Upvote:7
This is a question I've never heard asked about the English Civil War (+1 for thoughtfulness and creativity!), but perhaps for the reason that it's not relevant to the conflict. The overwhelming present-day historical consensus holds that the tensions and causes of eventual warfare between Charles I, Parliament, and the realms over which they ruled were homegrown. In short, they had as much to do with Charles' personality and horrible crisis management abilities as the political and religious ideals of Parliament and the Roundheads. The form of "Republicanism" that emerged under Cromwell--and the constitutional monarchy formed after the Glorious Revolution--were sui generis to 17th century Britain, as were the Protestant faith traditions that underpinned them...

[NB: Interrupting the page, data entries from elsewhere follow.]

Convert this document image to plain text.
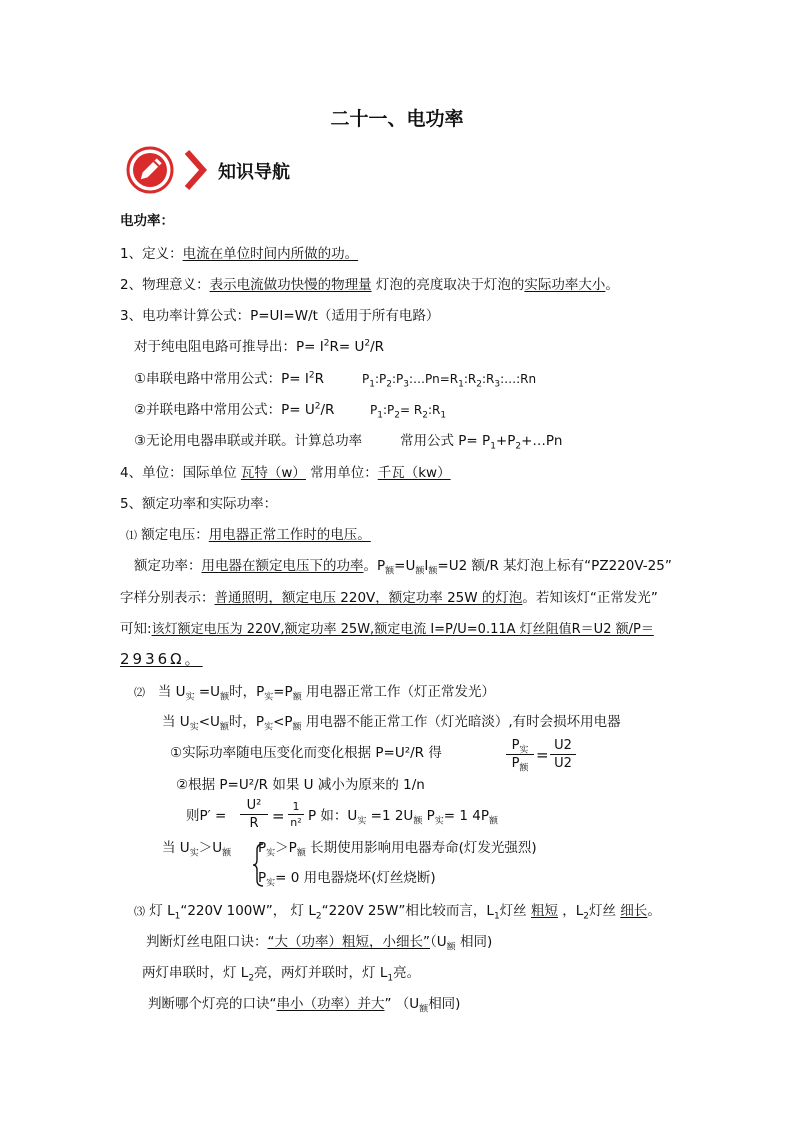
二十一、电功率
知识导航
电功率：
1、定义：电流在单位时间内所做的功。
2、物理意义：表示电流做功快慢的物理量 灯泡的亮度取决于灯泡的实际功率大小。
3、电功率计算公式：P=UI=W/t（适用于所有电路）
对于纯电阻电路可推导出：$P= I^2R= U^2/R$
①串联电路中常用公式：$P= I^2R$	$P_1:P_2:P_3:\dots Pn=R_1:R_2:R_3:\dots:Rn$
②并联电路中常用公式：$P= U^2/R$	$P_1:P_2=$ $R_2:R_1$
③无论用电器串联或并联。计算总功率	常用公式 $P= P_1+P_2+\dots Pn$
4、单位：国际单位 瓦特（w） 常用单位：千瓦（kw）
5、额定功率和实际功率：
⑴ 额定电压：用电器正常工作时的电压。
额定功率：用电器在额定电压下的功率。$P_额=U_额I_额=U2$ 额/R 某灯泡上标有“PZ220V-25”
字样分别表示：普通照明，额定电压 220V，额定功率 25W 的灯泡。若知该灯“正常发光”
可知:该灯额定电压为 220V,额定功率 25W,额定电流 I=P/U=0.11A 灯丝阻值R＝U2 额/P＝
2936Ω。
⑵ 当 $U_实 =U_额$时，$P_实=P_额$ 用电器正常工作（灯正常发光）
当 $U_实<U_额$时，$P_实<P_额$ 用电器不能正常工作（灯光暗淡）,有时会损坏用电器
①实际功率随电压变化而变化根据 P=U²/R 得	$P_实$
$P_额$
=
U2
U2
②根据 P=U²/R 如果 U 减小为原来的 1/n
则P′ =
U²
R =
1
n² P 如：$U_实 =1$ $2U_额$ $P_实= 1$ $4P_额$
当 $U_实>U_额$ $P_实>P_额$ 长期使用影响用电器寿命(灯发光强烈)
$P_实= 0$ 用电器烧坏(灯丝烧断)
⑶ 灯 $L_1“220V$ 100W”， 灯 $L_2“220V$ 25W”相比较而言，$L_1$灯丝 粗短 ，$L_2$灯丝 细长。
判断灯丝电阻口诀：“大（功率）粗短，小细长$”(U_额$ 相同)
两灯串联时，灯 $L_2$亮，两灯并联时，灯 $L_1$亮。
判断哪个灯亮的口诀“串小（功率）并大” （$U_额$相同)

No political incenctives for intervention
As the OP and commenters have pointed out, the military conflicts that were sapping the Continent at the time meant that there was absolutely no incentive for foreign intervention from polities that--in times of peace--would have had an interest in stirring the English pot. (I'm referring to the Dutch, France, Spain, or Sweden.) Consider as well that just because England was a "Republican Commonwealth" under Cromwell does not mean that the Dutch or semi-democratic city-states of Italy considered it worthy of ideological support or even lip-service, in the way that America today might provide to other liberal democracies.
A Protestant Civil War
It's also important to note that from a religious standpoint, this was very much an intra-Protestant conflict. The factions had no sympathetic parallels on the Continent. Charles I subscribed to "High Anglicanism", which may have been Catholicism in form and function, but hardly in affiliation. Hence no Catholic countries would have been religiously motivated to support the Royalists. Conversely, the Presbyterian Scots and Puritan Roundheads adhered to largely grassroots, English sects of Protestantism. Sure, they shared some common doctrines with German/Swedish Lutheranism, the Dutch Anabaptists, or France's embattled Huguenot minority, but not in ways that would underpin meaningful political support or a productive, cross-Channel military alliance.
A word on schools of interpretation
There have been a lot of competing schools of interpretation concerning the English Civil War's ideological motivations over the years. Describing them here is outside the scope of the question, but I mention them since most have at one time or another claimed ideological sympathy with contemporary thinkers on the Continent. A good example is Thomas Hobbes' commentary that the war was a clash between those who ascribed to an emergent scientific worldview and the forces of traditionalist religion (see the "Behemoth" excerpt from Robert Kraynak's History and Modernity in the Thought of Thomas Hobbes). Hobbes openly expressed that his view was shared by other intellectuals both in England and abroad.
However, let's take a step back and observe that the current "overwhelming historical consensus" on the conflict's causes that I allude to in the first paragraph is scarcely 20 years old. Any theories devised earlier have been more or less discarded, whether for imposing values upon the conflict's factions that are anachronistic (in the case of the Whig School), incompatible with 17th century English societal dynamics (see class-based and Marxist interpretations), or too personality-driven (i.e. Hobbes).
Unfortunately for Hobbes, and the Whigs, Marxists, and Revisionists who came after him, most professional historians today hold to an interpretation that puts the Crown's difficult relations with the polities of Scotland, Ireland, and "Parliamentary" England front and center.